Angry city residents set the fires overnight, which the overburdened fire
service struggled to extinguish.
A television team recorded stones being thrown at one fire crew as it attempted
to put out a fire in the suburb of Barra.
"They are also attacking us because of the mountains of rubbish in the
streets," one fireman said. "It's not the first time they have tried
to attack us, and I fear that it will also not be the last."
Rising temperatures have exacerbated the problem of the stinking mounds of
trash, which contain up to 5,000 tons of material.
At the height of the crisis in January, there were 7,000 tons of rubbish on the
streets of the city of 1 million and the surrounding Campania region.
Neapolitans have reported that the rubbish mountains are hundreds of metres
wide in some streets. They have launched protests against the city council's
plan to set up a new dump on the outskirts of the city.
Italy's new Prime Minister, Silvio Berlusconi, has said he will treat the
rubbish crisis as a priority and will discuss it with his cabinet on Wednesday.
The European Commission has threatened to fine Italy millions of euros if it
does not sort out the "dramatic refuse crisis."

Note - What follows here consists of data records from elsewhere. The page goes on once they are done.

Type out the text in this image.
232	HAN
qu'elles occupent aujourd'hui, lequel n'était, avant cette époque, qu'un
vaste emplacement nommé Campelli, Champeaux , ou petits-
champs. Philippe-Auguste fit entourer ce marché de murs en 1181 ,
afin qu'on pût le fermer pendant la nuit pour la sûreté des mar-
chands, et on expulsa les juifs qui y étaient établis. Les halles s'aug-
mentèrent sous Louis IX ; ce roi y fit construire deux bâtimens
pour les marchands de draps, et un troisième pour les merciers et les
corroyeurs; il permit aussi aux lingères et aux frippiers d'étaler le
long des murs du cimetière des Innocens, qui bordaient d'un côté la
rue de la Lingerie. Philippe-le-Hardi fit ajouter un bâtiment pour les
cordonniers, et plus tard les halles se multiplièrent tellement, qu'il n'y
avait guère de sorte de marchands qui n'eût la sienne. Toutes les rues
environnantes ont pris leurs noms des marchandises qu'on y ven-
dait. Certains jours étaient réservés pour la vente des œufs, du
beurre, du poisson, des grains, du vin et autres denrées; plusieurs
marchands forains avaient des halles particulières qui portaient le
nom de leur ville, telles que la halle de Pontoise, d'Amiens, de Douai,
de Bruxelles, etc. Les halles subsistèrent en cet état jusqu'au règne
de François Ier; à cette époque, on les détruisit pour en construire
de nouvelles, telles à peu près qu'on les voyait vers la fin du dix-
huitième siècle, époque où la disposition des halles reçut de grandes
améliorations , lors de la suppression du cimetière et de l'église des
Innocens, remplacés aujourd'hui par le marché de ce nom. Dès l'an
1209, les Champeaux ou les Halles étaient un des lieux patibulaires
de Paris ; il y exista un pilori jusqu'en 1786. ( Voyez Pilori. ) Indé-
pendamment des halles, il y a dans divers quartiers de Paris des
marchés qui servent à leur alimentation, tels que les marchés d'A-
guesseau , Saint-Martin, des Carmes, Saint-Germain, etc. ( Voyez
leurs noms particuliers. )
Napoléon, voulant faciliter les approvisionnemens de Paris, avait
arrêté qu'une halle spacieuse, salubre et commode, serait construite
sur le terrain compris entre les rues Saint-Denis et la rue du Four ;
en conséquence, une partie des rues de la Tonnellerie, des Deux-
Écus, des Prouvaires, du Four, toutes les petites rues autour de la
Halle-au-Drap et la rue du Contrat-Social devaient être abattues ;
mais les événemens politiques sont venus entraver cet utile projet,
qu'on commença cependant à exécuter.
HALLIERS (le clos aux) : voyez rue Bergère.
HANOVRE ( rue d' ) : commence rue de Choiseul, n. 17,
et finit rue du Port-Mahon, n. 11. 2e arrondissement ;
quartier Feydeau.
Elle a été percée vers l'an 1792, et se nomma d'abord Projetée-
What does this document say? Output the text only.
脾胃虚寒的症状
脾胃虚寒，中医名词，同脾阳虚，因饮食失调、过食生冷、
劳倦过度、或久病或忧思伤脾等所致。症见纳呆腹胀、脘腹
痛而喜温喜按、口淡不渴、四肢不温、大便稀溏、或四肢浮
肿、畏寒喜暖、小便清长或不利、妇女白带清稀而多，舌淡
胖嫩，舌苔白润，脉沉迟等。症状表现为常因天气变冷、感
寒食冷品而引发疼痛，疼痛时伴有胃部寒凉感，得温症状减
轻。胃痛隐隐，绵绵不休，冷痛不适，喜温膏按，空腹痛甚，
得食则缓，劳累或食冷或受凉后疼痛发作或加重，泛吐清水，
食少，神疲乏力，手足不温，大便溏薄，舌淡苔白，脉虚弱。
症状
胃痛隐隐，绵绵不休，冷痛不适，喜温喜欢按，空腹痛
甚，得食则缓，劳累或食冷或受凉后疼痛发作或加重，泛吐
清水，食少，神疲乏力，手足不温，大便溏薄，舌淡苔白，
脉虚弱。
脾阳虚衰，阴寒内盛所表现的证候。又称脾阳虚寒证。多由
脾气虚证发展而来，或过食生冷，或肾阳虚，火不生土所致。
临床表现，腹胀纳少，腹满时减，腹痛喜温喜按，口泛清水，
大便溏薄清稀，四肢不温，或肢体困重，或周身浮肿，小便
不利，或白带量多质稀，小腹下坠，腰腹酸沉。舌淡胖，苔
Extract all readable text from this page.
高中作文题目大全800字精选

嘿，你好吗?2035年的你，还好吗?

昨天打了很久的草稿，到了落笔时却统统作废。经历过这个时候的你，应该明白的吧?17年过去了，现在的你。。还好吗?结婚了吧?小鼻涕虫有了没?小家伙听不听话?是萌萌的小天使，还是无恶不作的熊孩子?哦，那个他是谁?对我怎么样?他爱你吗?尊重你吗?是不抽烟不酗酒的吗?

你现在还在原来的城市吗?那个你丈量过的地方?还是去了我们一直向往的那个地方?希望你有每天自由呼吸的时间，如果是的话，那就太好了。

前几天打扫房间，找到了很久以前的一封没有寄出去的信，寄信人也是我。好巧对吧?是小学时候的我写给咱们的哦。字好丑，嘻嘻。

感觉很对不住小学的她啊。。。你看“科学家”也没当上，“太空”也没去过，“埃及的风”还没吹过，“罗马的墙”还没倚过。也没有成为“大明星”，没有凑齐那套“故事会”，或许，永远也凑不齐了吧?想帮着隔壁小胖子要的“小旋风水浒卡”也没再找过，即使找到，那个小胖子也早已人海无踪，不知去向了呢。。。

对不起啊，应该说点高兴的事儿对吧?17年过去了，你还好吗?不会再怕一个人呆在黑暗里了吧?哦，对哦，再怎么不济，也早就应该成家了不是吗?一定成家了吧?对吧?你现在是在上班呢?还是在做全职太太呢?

The rubbish was left lying in the streets for the first time in the spring of
last year. The crisis returned at Christmas because there were not enough dumps
in which to deposit the rubbish.
The EU's executive arm said that although Italy had set up a commission to deal
with the rubbish problem and that this had improved the situation somewhat, the
government's measures were insufficient to completely resolve the crisis, dpa reported.